5. L’inerzia dell’amministrazione e il
rifiuto, da parte delle imprese, del confronto
concorrenziale.
Nonostante questo notevole sforzo di
disciplina chiarificatrice compiuto dal Legislatore e dal Ministero,
le amministrazioni sono rimaste pressoché ferme. Questa stasi è
dovuta a due fattori convergenti, che, al fondo, sono espressione di
un’unica mentalità di rifiuto delle procedure automatiche e
formalizzate e di ricerca delle soluzioni dei problemi di gestione
nei rapporti personali diretti. Da un lato l’amministrazione – tra
cui anche quella dei beni culturali – si è mostrata impermeabile
all’applicazione di queste nuove regole, rifiutate a priori come complicazioni indesiderate, rispetto al sistema anteriore,
affidato in sostanza ai rapporti personali con singoli mediatori e
imprenditori del settore, che si facevano promotori di soluzioni
pronte per l’uso, senza la necessità di studiare e di applicare
procedure amministrativistiche, atti di programmazione, avvisi
pubblici, disciplinari tecnici, etc. (procedure peraltro
indigeste a un corpo di funzionari in prevalenza composto da
tecnici, architetti, storici dell’arte, archeologici, con una
endemica penuria di elementi amministrativi). Dall’altro lato ha
operato il rifiuto, da parte delle imprese, del confronto
concorrenziale, in un campo, quello delle sponsorizzazioni, vissuto
ancora come area esclusa dal mercato, affidata all’affectio personale, alla fiducia cum amico, non alle procedure
trasparenti di evidenza pubblica, un’area avvertita come riservata
alla rete amicale in cui si manifestano quei sentimenti di
magnanimità e di mecenatismo che ne costituirebbero la sostanza e il
presupposto. Il rifiuto del confronto concorrenziale da parte delle
imprese deriva inoltre dalla propensione ad assecondare la tendenza
verso la pratica dello shopping dei beni culturali, in cui è
l’impresa che sceglie il monumento che le piace di più o che meglio
a suo giudizio si confà alle sue esigenze promozionali, al quale
legare il proprio marchio. Per l’impresa la sponsorizzazione
significa scegliere un bene culturale molto rappresentativo e
intestarselo come prova di sensibilità civica e culturale. Anzi, s’è
avvertito spesso, tra le righe, sullo sfondo di alcuni episodi, che
l’elemento decisivo, che ha spinto alcuni imprenditori a impegnarsi
con somme anche cospicue, si è sostanziato in un approccio
“sostitutivo” antiburocratico, rispetto allo Stato e, più in
generale, all’amministrazione pubblica: si è avuta in taluni casi la
percezione che il messaggio pubblicitario forte, esso sì davvero
appetibile per le imprese, non fosse quello della sussidiarietà
disciplinata dalle regole di evidenza pubblica, sotto la regia della
programmazione pubblica, ma quello della “prova di forza”

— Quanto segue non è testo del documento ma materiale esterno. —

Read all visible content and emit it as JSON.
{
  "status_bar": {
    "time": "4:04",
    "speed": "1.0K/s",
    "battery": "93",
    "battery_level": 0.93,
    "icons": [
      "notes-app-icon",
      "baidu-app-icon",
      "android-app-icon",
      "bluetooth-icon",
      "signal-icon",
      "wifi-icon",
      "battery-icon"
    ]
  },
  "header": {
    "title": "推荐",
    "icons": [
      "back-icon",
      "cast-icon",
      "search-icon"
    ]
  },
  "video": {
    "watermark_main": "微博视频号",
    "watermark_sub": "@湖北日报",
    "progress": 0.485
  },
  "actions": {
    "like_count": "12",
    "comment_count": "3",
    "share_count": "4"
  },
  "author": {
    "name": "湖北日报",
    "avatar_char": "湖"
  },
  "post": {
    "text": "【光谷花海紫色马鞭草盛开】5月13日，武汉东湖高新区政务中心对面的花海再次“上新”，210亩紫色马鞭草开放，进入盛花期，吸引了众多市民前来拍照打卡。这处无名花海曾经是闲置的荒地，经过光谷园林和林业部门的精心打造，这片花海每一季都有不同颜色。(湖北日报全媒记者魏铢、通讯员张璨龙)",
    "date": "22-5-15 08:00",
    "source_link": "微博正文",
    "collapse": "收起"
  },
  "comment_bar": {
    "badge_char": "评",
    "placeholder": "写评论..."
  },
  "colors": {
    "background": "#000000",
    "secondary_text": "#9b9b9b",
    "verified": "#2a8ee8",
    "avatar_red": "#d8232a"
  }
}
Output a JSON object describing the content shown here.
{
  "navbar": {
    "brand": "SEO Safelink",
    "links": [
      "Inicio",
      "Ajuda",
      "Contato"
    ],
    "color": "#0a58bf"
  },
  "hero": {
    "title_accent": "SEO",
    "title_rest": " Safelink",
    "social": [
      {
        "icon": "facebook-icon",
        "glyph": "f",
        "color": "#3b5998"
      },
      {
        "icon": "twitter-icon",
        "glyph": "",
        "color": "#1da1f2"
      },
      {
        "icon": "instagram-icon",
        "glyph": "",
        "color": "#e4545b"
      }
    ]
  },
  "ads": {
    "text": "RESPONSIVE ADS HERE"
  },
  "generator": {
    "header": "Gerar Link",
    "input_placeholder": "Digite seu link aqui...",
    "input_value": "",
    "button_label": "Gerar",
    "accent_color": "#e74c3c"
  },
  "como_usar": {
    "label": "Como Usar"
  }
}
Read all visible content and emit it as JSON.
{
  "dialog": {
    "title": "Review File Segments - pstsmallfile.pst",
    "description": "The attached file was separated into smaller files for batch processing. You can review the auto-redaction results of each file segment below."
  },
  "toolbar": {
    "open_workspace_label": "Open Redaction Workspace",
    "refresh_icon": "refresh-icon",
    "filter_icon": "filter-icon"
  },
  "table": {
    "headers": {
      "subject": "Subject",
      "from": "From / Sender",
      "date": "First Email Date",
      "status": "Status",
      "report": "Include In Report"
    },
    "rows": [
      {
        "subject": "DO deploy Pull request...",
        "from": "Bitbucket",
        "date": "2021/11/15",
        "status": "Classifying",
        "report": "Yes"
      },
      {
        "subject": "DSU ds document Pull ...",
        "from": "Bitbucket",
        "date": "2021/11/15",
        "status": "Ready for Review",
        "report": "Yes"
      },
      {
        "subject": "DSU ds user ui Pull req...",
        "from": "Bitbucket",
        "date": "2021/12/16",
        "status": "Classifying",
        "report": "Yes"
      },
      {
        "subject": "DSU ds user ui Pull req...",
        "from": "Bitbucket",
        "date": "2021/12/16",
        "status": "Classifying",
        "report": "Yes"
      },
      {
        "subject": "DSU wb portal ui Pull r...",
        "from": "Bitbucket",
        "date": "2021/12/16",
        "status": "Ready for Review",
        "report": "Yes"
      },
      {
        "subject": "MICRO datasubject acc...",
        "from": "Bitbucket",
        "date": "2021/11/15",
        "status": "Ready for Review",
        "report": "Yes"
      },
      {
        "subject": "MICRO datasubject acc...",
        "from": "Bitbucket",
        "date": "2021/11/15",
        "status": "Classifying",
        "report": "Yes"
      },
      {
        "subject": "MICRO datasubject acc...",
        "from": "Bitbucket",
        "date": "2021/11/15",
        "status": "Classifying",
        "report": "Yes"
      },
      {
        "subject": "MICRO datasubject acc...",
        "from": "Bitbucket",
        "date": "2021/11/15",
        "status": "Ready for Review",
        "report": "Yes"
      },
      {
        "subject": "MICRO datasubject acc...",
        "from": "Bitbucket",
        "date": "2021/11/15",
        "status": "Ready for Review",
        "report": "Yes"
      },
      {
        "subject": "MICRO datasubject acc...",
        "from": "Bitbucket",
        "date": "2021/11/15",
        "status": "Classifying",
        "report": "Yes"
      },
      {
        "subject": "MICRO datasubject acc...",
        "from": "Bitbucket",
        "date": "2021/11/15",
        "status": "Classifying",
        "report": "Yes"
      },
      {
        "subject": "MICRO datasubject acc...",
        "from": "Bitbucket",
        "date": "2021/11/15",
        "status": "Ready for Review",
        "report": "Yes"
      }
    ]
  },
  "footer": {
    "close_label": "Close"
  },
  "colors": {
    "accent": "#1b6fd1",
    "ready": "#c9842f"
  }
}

dell’intervento esterno del “privato” efficiente ed efficace in
contrapposizione sostituiva alla debolezza e alle lungaggini della
burocrazia pubblica, un’affermazione del mondo del fare, proprio
delle imprese, contro il mondo delle forme e delle procedure,
proprio della pubblica amministrazione. E’ evidente che questo
modello squilibra il significato della sussidiarietà orizzontale e
ne snatura il senso.
L’insieme di queste due componenti ha
condotto al fallimento delle sponsorizzazioni come sistema
programmato e trasparente di concorso del privato al sostegno dei
costi della conservazione dei beni culturali. Giustamente e
coerentemente il Ministro in carica, così come anche il suo
predecessore, hanno espresso una netta preferenza per lo strumento
del mecenatismo e delle elargizioni liberali, meno esposto a questo
genere di problemi.
Anche sotto il versante ora indagato, è vero
che il giusto sta nel mezzo: è forse eccessivo e sproporzionato
pretendere di imporre la lungaggine e l’appesantimento burocratico
dell’evidenza pubblica anche alle sponsorizzazioni “pure” (solo
danaro), atteso che, in definitiva, appartiene alla fisiologia del
costume sociale del Paese (e non solo del nostro) che la ricerca
dello sponsor sia affidata a canali più informali e diretti;
dall’altro lato resta vero che il ricorso alla sponsorizzazione non
può restare abbandonato alla casualità e all’episodicità
dell’iniziativa privata, senza un minimo di programmazione e di
gestione razionale e trasparente da parte delle
amministrazioni.
6. Il blocco dovuto alla tecnica
giuscontabilistica.
Ma anche le elargizioni liberali
incontrano i loro problemi applicativi. Un ulteriore elemento di
crisi del sistema e di paralisi nella raccolta di fondi privati
deriva dalla rigidità della legge di bilancio dello Stato e dal
dogma (che ha peraltro le sue ragioni d’essere forti e serie) del
divieto di gestioni fuori bilancio e dell’apertura di contabilità
speciali o gestioni di cassa autonome di uffici e istituti statali.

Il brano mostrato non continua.